Review - Shakespeare's Mad Women (Theatre N16)

Lady Macbeth and Ophelia are dead, and they have been for a long time. So long that they can’t remember what water tastes like anymore. Trapped in some kind of purgatory, and with nothing else to do they voyeuristically watch a young woman named Juliet fall in love with a man named Romeo, setting off a chain of events which ends with Juliet stabbing herself to death. A few seconds later, she is delivered to the same purgatorial space, doomed to sit, and wait, and relive the traumas which led to her demise. But Lady M, Ophelia and Juliet have had enough of sitting around waiting, and as they plot their seemingly impossible escape, they reflect on the fact that while the men in their lives are seen as complex characters, they are reduced to just 'mad women'.

The cast of Shakespeare's Mad Women
Photo credit - Max Curtis Photography
Shakespeare’s Mad Women is an ingenious dark comedy from Lady Garden Theatre. Written and directed by Abigail Smith, the slightly surreal play cleverly merges speeches from Shakespeare’s most iconic female characters with modern dialogue, emphasising the timelessness of the limbo they inhabit.

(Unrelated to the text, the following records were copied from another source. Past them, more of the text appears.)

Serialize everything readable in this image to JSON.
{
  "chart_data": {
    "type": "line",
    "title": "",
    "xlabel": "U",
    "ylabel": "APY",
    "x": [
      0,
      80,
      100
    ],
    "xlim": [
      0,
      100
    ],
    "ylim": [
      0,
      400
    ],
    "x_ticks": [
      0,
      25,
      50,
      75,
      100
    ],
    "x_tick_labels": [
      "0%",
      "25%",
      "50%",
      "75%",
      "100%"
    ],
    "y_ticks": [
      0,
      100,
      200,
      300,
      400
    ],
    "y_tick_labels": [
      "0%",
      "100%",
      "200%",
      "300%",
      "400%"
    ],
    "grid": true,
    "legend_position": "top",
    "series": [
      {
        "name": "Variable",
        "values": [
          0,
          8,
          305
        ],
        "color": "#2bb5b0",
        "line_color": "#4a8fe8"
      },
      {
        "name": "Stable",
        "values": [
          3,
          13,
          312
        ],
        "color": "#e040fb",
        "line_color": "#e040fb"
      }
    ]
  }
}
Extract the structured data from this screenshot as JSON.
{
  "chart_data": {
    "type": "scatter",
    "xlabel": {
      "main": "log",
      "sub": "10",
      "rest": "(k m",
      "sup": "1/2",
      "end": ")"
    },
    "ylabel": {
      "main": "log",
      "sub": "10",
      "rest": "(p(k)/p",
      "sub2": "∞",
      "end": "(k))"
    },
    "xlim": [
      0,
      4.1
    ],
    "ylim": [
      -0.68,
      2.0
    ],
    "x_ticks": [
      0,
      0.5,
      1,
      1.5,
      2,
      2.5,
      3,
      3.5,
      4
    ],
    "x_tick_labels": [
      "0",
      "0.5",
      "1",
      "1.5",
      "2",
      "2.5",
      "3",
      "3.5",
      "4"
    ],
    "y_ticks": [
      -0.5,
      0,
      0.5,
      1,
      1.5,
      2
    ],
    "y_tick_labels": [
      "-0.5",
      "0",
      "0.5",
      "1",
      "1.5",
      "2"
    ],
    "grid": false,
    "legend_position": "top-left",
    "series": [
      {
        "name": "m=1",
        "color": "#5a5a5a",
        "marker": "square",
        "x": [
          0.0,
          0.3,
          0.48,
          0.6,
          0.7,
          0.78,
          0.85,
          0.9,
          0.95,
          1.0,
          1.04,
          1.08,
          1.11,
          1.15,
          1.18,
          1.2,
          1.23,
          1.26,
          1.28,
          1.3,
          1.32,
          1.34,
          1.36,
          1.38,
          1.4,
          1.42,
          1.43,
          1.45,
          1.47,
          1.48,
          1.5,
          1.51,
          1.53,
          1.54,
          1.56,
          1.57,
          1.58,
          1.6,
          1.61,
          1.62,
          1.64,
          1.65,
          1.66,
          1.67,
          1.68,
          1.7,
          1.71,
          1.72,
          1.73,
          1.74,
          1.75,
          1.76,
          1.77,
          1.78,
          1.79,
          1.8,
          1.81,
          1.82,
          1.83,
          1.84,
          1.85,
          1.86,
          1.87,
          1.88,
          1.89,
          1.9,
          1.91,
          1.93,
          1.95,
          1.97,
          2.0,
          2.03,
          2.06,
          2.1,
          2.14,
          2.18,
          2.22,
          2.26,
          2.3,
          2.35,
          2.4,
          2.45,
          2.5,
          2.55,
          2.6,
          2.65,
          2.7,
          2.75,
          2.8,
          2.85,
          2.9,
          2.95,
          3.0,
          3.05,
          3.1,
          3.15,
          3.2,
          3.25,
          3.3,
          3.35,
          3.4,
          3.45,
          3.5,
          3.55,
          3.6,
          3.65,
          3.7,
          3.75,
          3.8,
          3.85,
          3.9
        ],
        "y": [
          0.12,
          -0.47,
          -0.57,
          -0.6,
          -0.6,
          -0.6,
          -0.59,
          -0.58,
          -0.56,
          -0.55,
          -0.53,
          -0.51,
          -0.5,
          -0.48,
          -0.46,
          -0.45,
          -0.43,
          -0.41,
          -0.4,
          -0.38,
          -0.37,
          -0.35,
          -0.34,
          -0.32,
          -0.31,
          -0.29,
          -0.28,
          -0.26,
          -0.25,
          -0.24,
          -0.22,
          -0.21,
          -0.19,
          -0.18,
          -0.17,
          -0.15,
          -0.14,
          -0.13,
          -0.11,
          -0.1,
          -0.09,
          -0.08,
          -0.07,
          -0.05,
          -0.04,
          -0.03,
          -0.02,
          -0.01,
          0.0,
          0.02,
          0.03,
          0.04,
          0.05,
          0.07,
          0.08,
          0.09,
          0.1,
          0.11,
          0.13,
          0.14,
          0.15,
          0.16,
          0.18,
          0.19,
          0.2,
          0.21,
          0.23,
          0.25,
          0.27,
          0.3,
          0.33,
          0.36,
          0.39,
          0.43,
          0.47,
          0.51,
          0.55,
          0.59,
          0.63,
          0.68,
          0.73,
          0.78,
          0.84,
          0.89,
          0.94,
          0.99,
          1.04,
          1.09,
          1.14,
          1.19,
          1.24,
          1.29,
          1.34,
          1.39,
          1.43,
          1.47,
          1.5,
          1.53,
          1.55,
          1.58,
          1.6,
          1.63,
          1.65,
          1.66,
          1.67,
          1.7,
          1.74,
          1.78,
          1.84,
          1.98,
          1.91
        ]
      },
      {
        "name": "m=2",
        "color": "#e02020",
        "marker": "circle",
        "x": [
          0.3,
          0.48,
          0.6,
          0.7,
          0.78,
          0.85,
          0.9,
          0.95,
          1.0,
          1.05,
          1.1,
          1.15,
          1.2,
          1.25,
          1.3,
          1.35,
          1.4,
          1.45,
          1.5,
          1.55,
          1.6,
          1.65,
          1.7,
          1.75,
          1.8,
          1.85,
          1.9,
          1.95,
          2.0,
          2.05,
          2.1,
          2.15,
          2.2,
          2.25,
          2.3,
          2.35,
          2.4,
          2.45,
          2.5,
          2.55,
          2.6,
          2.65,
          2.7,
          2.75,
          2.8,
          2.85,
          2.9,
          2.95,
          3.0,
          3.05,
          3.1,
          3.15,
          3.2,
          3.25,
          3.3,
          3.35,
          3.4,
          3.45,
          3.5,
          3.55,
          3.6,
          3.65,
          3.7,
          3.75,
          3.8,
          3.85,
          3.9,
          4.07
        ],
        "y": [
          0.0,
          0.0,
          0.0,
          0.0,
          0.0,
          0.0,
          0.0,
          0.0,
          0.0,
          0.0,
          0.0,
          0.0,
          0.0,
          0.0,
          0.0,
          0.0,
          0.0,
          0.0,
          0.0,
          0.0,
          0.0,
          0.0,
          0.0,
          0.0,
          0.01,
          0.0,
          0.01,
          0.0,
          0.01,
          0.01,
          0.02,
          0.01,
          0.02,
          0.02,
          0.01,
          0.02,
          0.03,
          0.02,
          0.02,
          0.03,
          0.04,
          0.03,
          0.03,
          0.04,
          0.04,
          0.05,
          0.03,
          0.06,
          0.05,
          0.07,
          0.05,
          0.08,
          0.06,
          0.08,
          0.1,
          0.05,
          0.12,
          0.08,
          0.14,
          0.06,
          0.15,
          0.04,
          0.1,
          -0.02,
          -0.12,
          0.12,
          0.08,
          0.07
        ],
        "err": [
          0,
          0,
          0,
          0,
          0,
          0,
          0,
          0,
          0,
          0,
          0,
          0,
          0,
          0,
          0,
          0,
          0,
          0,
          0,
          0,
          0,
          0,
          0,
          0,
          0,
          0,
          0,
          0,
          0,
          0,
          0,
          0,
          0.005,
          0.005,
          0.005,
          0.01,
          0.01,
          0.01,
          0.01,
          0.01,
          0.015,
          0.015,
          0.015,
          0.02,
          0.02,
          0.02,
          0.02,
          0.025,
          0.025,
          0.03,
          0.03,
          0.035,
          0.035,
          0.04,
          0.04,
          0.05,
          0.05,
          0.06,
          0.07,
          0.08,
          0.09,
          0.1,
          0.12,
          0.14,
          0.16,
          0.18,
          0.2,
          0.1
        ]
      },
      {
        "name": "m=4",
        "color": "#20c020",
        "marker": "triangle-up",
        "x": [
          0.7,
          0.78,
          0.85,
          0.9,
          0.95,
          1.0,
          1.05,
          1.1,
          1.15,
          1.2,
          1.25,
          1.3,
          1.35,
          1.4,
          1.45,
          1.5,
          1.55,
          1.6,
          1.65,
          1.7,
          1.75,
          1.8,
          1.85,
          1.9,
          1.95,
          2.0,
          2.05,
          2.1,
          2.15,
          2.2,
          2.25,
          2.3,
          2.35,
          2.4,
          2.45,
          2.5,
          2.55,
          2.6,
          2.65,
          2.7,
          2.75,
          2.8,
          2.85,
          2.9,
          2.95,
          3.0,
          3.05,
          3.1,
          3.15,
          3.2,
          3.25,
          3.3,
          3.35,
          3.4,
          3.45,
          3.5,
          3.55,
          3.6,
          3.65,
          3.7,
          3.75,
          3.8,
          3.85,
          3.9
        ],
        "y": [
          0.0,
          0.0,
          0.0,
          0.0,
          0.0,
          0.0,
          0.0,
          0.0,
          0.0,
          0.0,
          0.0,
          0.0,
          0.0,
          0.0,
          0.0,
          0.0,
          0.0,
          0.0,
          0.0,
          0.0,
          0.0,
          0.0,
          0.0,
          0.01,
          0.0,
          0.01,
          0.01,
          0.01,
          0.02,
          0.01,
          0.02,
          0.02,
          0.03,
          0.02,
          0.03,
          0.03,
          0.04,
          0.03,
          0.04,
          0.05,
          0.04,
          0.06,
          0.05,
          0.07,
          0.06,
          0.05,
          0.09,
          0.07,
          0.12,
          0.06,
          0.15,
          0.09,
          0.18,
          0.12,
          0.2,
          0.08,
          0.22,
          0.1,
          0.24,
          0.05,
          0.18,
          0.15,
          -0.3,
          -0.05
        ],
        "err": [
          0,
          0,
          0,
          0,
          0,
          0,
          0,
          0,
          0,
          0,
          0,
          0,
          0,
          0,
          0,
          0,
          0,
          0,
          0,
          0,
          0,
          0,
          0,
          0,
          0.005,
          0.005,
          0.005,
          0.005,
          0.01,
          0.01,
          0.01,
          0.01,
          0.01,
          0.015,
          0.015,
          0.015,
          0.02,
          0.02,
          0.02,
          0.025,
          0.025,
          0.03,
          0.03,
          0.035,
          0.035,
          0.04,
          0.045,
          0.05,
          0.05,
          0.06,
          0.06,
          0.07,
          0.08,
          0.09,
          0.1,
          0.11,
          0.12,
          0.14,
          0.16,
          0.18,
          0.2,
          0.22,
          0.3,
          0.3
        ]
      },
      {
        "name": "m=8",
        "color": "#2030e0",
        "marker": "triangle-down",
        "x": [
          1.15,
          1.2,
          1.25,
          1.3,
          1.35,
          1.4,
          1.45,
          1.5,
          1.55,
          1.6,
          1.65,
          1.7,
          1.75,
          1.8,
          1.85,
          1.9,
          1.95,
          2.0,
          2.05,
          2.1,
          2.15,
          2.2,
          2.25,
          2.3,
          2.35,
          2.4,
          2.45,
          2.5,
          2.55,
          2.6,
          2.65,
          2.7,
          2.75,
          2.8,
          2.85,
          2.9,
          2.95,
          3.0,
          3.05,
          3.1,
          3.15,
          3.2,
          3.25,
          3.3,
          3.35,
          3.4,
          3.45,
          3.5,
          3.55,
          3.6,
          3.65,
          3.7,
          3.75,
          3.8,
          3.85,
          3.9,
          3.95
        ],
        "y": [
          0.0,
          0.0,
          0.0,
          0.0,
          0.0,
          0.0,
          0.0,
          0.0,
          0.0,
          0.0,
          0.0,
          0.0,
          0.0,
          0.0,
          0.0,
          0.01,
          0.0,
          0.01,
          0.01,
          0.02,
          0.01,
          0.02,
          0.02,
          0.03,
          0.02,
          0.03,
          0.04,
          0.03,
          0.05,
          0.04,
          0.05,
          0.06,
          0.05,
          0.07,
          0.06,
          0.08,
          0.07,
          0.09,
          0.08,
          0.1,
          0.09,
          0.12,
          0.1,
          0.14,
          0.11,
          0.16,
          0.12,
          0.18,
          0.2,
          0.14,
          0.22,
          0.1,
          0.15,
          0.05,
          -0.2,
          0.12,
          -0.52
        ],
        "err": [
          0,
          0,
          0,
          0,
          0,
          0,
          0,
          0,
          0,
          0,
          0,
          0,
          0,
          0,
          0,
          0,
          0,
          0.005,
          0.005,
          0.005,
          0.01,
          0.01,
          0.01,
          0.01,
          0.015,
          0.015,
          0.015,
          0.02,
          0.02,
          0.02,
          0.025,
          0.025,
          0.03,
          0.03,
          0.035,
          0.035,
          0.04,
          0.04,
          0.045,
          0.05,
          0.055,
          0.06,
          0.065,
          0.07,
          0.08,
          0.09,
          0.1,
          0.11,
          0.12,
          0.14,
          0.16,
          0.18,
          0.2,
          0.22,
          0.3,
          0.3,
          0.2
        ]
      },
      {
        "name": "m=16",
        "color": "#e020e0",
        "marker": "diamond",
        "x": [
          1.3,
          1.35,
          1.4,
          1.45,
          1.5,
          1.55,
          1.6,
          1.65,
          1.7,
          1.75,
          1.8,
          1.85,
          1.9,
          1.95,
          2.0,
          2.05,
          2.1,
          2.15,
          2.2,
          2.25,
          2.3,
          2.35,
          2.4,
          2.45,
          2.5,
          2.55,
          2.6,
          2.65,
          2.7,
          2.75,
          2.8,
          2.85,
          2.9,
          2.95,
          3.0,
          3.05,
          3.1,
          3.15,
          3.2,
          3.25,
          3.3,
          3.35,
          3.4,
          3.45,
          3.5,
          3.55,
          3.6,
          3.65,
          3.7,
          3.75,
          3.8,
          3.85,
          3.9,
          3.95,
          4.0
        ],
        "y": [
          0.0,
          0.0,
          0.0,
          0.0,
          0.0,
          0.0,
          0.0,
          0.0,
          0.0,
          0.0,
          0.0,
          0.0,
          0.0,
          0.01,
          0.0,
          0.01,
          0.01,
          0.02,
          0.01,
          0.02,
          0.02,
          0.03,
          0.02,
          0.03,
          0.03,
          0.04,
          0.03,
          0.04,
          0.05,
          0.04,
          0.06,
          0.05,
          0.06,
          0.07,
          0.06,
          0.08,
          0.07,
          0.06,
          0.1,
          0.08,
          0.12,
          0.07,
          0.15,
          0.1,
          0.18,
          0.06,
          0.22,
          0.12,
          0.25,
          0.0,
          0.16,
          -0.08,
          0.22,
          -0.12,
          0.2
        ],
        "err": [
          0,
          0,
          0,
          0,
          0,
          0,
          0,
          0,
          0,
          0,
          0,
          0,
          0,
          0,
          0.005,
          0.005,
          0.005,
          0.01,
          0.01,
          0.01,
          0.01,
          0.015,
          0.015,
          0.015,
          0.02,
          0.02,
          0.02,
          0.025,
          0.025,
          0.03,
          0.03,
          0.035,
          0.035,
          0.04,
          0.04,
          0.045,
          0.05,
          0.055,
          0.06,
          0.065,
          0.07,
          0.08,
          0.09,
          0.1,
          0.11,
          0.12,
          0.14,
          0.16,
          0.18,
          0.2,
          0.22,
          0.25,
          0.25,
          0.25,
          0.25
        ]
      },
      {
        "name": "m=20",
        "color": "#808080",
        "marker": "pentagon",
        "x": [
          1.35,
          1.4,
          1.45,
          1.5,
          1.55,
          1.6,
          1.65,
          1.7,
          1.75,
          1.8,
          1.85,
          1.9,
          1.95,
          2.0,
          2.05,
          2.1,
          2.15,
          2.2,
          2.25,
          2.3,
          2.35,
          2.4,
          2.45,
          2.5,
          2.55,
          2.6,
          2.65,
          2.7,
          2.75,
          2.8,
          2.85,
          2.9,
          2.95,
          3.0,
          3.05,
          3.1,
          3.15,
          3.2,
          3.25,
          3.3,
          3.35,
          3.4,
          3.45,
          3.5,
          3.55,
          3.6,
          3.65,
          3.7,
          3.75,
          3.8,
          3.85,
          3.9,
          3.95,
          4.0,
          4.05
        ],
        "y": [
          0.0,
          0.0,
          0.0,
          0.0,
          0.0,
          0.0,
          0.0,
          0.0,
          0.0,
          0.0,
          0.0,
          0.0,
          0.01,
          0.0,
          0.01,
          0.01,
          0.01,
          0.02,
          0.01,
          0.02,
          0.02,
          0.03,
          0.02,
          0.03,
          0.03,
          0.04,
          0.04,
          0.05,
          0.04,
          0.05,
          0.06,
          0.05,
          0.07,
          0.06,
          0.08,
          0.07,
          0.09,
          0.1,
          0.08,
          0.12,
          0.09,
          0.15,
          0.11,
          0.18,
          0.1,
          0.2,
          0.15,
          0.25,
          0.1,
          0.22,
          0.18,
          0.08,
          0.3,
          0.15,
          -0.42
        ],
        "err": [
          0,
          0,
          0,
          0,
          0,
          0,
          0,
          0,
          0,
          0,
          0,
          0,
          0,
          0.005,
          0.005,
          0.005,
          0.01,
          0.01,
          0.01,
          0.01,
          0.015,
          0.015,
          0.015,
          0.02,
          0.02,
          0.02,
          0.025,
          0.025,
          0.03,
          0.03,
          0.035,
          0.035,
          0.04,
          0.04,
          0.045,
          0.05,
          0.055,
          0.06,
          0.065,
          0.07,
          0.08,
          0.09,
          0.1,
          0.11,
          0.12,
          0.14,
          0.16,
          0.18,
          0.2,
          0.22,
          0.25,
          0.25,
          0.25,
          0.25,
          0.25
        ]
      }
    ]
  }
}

Having been stuck in the post-death prison for the longest, Holly Cuffley’s Wild eyed Lady M acts as a sort of tough love aunt to Gabrielle Pausey’s livewire Ophelia, with Gala Wesson’s Juliet, the new arrival, quickly shedding her wide eyed bemusement and embracing her newfound self-reliance, bolstered by her fellow wasteland dwellers.

The production’s beautifully simplistic design paints a bleak picture of the nowhere in which the three women reside. A baron room, with books, dainty crockery, and rose petals strewn about, perfectly embodies all that is stereotypically feminine about Shakespeare’s heroines. However, the women have no trouble putting their own stamp on the space, filling their teacups with moonshine exhumed from a mysterious trunk in the corner of the room. 

Holly Cuffley as Lady M in Shakespeare's Mad Women
Photo credit - Max Curtis Photography
Shakespeare’s Mad Women is tightly directed by Abigail Smith. One particularly crafty moment set to music sees the women band together to plot ways to end their own lives in order to pass from purgatory into the afterlife. The dark humour of the sequence is excellent, with Ophelia and Juliet’s attempt to suffocate Lady M with a pillow acting as a sly nod to another of Shakespeare’s tragic heroines, Desdemona, who meet her demise in the same way in Othello. Of course, their attempts are unsuccessful, and when Ophelia is confronted with a bucket of water, and reluctantly plunges her head in as a last resort, the sequence meets a conclusion which is as satisfying for audiences as it is frustrating for the immortal characters.

What’s clear by the end of the play is that Shakespeare’s 'mad women' are simply victims of circumstance, lashing out at the oppression they face as a result of their gender, before falling foul to the adversity. The play ends with a very clear message that the doting, obedient women in Shakespeare’s plays, defined by their relationship to the men surrounding them, are stronger and more complex than they are perceived to be, and that the only way to break away from the confines of the society they are imprisoned by is to rip up the rulebook and establish new rules for themselves.

Audiences leave having heard the message loud and clear... but can somebody tell Cleopatra!